[Python-Dev] GBayes design

Tim Peters spambayes@python.org
Thu, 05 Sep 2002 14:30:03 -0400


[Followups directed to spambayes@python.org
 http://mail.python.org/mailman-21/listinfo/spambayes
]

[Raymond Hettinger]
> Is it too late to challenge a core design decision?

Never too late, but somebody has to do real work to prove that a change is
justified.  Plausible ideas are cheaper than dirt, alas.

> Instead of multiplying probablities, use fuzzy logic methods.
> Classify the indicators into damning, strong, weak, neautral, ...

Think about how that differs from 0.99, 0.80, 0.20 and 0.50.  Does it?

> After counting the number of indicators in each class, make
> a spam/ham decision that can be easily tweaked.  This would
> make it easy to implement variations of Tim's recent clear
> win, where additional indicators are gathered until the
> balance shifts sharply to one side.
>
> Some other advantages are:
> -- easily interpreted score vectors (6 damning, 7 strong, 4 weak, ... )

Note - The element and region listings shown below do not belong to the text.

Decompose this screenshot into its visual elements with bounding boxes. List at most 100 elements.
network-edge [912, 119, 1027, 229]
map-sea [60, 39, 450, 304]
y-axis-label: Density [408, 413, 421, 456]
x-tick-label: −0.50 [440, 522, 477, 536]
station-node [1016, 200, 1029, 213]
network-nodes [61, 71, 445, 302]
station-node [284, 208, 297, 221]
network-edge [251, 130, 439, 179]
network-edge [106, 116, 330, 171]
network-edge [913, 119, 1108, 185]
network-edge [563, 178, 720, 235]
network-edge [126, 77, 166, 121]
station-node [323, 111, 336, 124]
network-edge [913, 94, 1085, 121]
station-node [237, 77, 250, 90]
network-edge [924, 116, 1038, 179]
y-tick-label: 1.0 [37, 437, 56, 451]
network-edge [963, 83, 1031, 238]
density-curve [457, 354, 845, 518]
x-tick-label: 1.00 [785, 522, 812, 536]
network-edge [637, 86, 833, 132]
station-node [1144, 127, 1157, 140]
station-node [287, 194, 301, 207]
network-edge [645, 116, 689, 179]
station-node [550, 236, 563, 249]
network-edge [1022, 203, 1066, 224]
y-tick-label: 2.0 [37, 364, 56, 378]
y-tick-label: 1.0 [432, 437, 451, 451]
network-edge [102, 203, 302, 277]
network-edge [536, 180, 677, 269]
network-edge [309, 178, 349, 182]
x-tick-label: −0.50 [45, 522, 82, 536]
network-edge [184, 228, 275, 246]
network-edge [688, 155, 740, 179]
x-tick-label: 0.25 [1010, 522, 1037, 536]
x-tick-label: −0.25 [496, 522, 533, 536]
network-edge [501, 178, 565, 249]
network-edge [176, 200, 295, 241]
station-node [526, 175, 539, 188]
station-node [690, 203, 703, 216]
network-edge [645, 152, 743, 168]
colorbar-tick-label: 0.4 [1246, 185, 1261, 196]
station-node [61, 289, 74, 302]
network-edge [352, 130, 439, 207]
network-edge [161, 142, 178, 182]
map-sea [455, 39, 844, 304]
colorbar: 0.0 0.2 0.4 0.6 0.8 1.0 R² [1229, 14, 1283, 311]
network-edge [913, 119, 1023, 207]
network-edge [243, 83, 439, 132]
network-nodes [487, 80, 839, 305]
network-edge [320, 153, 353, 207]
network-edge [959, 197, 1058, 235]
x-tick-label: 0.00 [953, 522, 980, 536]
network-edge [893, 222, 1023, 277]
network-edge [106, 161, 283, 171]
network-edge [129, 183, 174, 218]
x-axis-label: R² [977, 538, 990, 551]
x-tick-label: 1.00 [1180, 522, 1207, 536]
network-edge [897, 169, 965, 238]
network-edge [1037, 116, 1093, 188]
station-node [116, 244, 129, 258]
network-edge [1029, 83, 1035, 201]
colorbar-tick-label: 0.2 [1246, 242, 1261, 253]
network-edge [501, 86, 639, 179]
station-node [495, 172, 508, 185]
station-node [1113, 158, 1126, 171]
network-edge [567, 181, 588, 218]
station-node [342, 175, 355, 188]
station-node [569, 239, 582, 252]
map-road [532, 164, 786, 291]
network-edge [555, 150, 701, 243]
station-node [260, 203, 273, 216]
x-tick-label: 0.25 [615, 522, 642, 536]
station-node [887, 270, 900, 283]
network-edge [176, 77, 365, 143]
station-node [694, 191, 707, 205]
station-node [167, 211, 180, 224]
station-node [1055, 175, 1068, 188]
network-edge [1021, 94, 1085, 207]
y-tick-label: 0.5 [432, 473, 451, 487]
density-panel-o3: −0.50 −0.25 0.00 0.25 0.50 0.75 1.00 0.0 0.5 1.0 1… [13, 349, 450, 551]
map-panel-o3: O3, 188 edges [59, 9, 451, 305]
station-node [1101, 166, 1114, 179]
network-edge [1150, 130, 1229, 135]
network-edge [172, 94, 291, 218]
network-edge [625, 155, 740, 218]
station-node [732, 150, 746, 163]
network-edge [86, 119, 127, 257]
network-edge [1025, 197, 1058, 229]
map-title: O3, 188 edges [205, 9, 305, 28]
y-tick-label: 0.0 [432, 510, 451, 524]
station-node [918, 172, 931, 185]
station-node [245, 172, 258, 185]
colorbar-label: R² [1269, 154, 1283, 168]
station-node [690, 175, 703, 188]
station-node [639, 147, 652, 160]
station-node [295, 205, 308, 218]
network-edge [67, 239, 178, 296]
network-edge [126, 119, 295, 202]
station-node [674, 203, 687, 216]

I've seen people see the current prob("TV") = 0.99 style cold and pick it up
at once.  With character n-grams I think it's frustrating, but word-like
tokenization gives easily recognized clues.

> -- avoids mathematical issues with indicators not being independent

How do you know this?

> -- allows the addition of non-token based indicators.  for instance,
>     a preponderance of caps would be a weak indicator.  the presence
>     of caps separated by spaces would be a strong indicator.

As far as the current classifier is concerned, "a token" is any Python
object usable as a dict key.  There are already several ways in which the
current tokenization scheme in timtest.py uses strings to *represent*
non-textual indicators.  For example, if the headers lack an Organization
line, a 'bool:noorg' "token" is generated.  For large blobs of text that get
skipped, a token is generated that records both the first character in that
blob and the number of bytes skipped (chopped to the nearest multiple of
10).  And so on -- you can inject anything you like into the scheme,
including stuff like

    "number of caps separated by spaces: more than 10"

(BTW, I happen to know that this particular "clue" acts to block relevant
conference announcements, not just spam)

I got some interesting results by injecting a crude characters/word
statistic:

    yield "cpw:%.1g" % (float(len(text)) / len(text.split()))

There are certain values of that statistic that turned out to be
killer-strong spam indicators, but there's a potential problem I've
mentioned before:  if you have an unbounded number of free parameters you
can fiddle, you can train a system to fit any given dataset exactly.  That's
in part why replication of results by others is necessary to make schemes
like this superb (I can only make one merely excellent on my own <wink>).

> -- the decision logic would be more intuitive
> -- avoids the issue of having equal amounts of spam and ham in
>     the sample

It's not clear that this matters; some results of preliminary experiments
are written up in the code comments.  The way Graham computes P(Spam | Word)
is via ratios, *as if* there were an equal number of each; and that's
consistent with the other bogus <wink> equality assumption in the scorer.  I
haven't yet changed all these guys at the same time to take P(Spam) and
P(Ham) into account.

BTW, note that all the results I've reported had a ham/spam training ratio
of 4000/2750.  I left that non-unity on purpose.

> The core concept would stay the same -- it's really just a shift from
> continuous to discrete.

Let us know how it turns out <wink>.